Claims Made in Opposition to the Act

Opponents view the following as possible negative effects of the act:

Supports early learning, an approach criticized in Better Late Than Early by Raymond and Dorothy Moore.

(In section 9528) Requires public secondary schools to provide military recruiters the same access to facilities as a school provides to higher education institution recruiters. Schools are also required to provide contact information for every student to the military if requested, but students or parents can opt out of having their information shared.

Organizations such as ACORN have criticized the unwillingness of the federal government to "fully fund" the act. While promoted by President Bush and applauded by both parties, neither the Senate nor the White House has requested funding up to the authorized levels for several programs such as Title I. Republicans in Congress have viewed these authorized levels as spending caps, not spending promises, and have pointed out that President Clinton never requested the full amount of funding authorized under the previous ESEA law.

Testing is not coupled with plans and funding to remedy problems that might be detected by the testing. Instead, a system of increasing punishments is provided to take away resources from schools (i.e. from the students and employees of schools) which exhibit failing threshold scores.

Some school districts object to the limitation created by the "scientifically based research standard."

Because schools, districts, and states are punished if they fail to make adequate progress according to the goals they themselves establish, the incentives are to set expectations lower rather than higher and to increase segregation by class and race and push low-performing students out of school altogether . The schools, districts, and states are also potentially set to game the system by manipulating which students are included or excluded from test-taking (to enhance apparent school performance) and by creative reclassification of drop-outs (to reduce unfavorable statistics).

States and school districts should be granted greater freedom to target assistance to schools with the most extensive academic difficulties.

Proponents of a strong public education system believe NCLB will potentially pave the way for a system of Federally funded vouchers, significantly weakening public education.

NCLB violates conservative principles by federalizing education and setting a precedent for further erosion of state and local control. Libertarians and some conservatives believe that the federal government has no constitutional authority in education.

Students with learning disabilities do not receive extra help when taking the standardized tests, and can jeopardize the assigned rating the entire school is given. While the Federal Department of Education has taken steps to try to resolve the issue, many still believe they have not done enough.
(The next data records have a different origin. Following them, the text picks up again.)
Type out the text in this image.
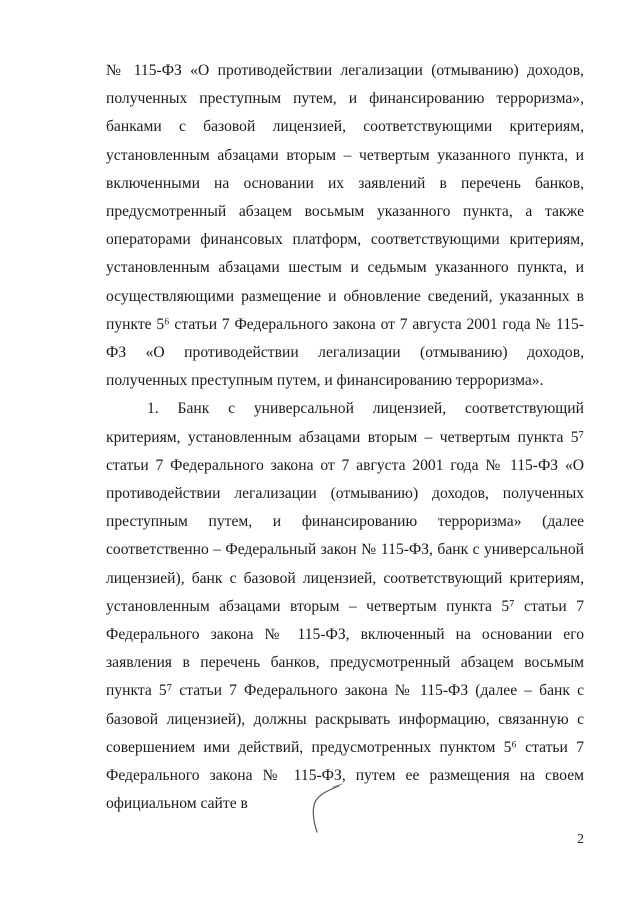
№ 115-ФЗ «О противодействии легализации (отмыванию) доходов, полученных преступным путем, и финансированию терроризма», банками с базовой лицензией, соответствующими критериям, установленным абзацами вторым – четвертым указанного пункта, и включенными на основании их заявлений в перечень банков, предусмотренный абзацем восьмым указанного пункта, а также операторами финансовых платформ, соответствующими критериям, установленным абзацами шестым и седьмым указанного пункта, и осуществляющими размещение и обновление сведений, указанных в пункте 5⁶ статьи 7 Федерального закона от 7 августа 2001 года № 115-ФЗ «О противодействии легализации (отмыванию) доходов, полученных преступным путем, и финансированию терроризма».

1. Банк с универсальной лицензией, соответствующий критериям, установленным абзацами вторым – четвертым пункта 5⁷ статьи 7 Федерального закона от 7 августа 2001 года № 115-ФЗ «О противодействии легализации (отмыванию) доходов, полученных преступным путем, и финансированию терроризма» (далее соответственно – Федеральный закон № 115-ФЗ, банк с универсальной лицензией), банк с базовой лицензией, соответствующий критериям, установленным абзацами вторым – четвертым пункта 5⁷ статьи 7 Федерального закона № 115-ФЗ, включенный на основании его заявления в перечень банков, предусмотренный абзацем восьмым пункта 5⁷ статьи 7 Федерального закона № 115-ФЗ (далее – банк с базовой лицензией), должны раскрывать информацию, связанную с совершением ими действий, предусмотренных пунктом 5⁶ статьи 7 Федерального закона № 115-ФЗ, путем ее размещения на своем официальном сайте в

2
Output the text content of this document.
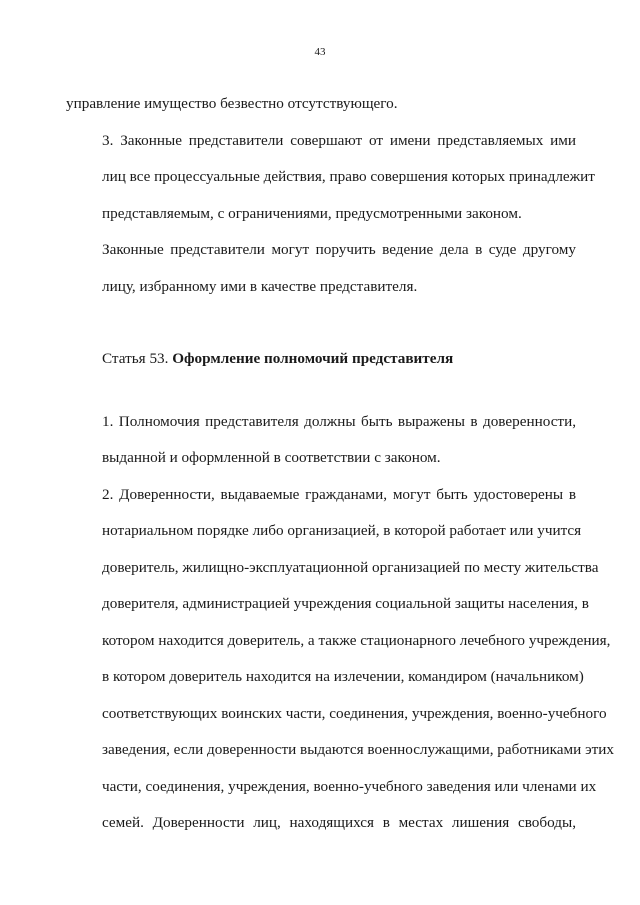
43

управление имущество безвестно отсутствующего.

3. Законные представители совершают от имени представляемых ими
лиц все процессуальные действия, право совершения которых принадлежит
представляемым, с ограничениями, предусмотренными законом.

Законные представители могут поручить ведение дела в суде другому
лицу, избранному ими в качестве представителя.

Статья 53. Оформление полномочий представителя

1. Полномочия представителя должны быть выражены в доверенности,
выданной и оформленной в соответствии с законом.

2. Доверенности, выдаваемые гражданами, могут быть удостоверены в
нотариальном порядке либо организацией, в которой работает или учится
доверитель, жилищно-эксплуатационной организацией по месту жительства
доверителя, администрацией учреждения социальной защиты населения, в
котором находится доверитель, а также стационарного лечебного учреждения,
в котором доверитель находится на излечении, командиром (начальником)
соответствующих воинских части, соединения, учреждения, военно-учебного
заведения, если доверенности выдаются военнослужащими, работниками этих
части, соединения, учреждения, военно-учебного заведения или членами их
семей. Доверенности лиц, находящихся в местах лишения свободы,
Students who are learning English have a 3 year window to take assessments in their native language, after which they must demonstrate proficiency on an English language assessment. In practice, however, only 10 states test any students in their native language (almost entirely Spanish speakers). The vast majority of English language learners are given English language assessments, which are neither valid nor reliable in measuring what they know.

Focus on improving the average student's education may ignore individual differences between students, and potentially harm both special and gifted education programs.

Surveys of public school principals indicate that since the implementation of NCLB, instructional time has increased for reading, writing, and math (subjects tested under the law), and decreased for the arts, elementary social studies, and foreign languages. Some critics of the law suggest it is also responsible for the elimination of certain extracurricular activities.

NCLB places a focus on the standardized testing mandatory for each student, therefore forcing the educators to focus on points covered in testing rather than what they think is important for children to learn. Standardized tests can be irrelevant to students' developmental learning.

While addressing the issue of "achievement gaps" (such as that between affluent and disadvantaged students) NCLB fails to address how possible "effort gaps" between the same groups affect the achievement gap. An effort gap can be attributed to such factors as hours of quality study time per week, diligence in completing homework assignments, attitude, discipline, and parental support.

Standardized testing, the measure by which the Act evaluates competency, has been historically accused of cultural bias, and the practice of determining educational quality by testing students has been called into question.

NCLB is not longitudinal, in that it looks at students in certain grades from year to year. Thus, the same group of students are not tested to measure the difference in performance between years, and differences between classes from year to year is ignored. Rather it compares one group in a particular grade level to a totally different group the next year in that grade level.

NCLB places the focus on how the school is progressing toward AYP not the individual student.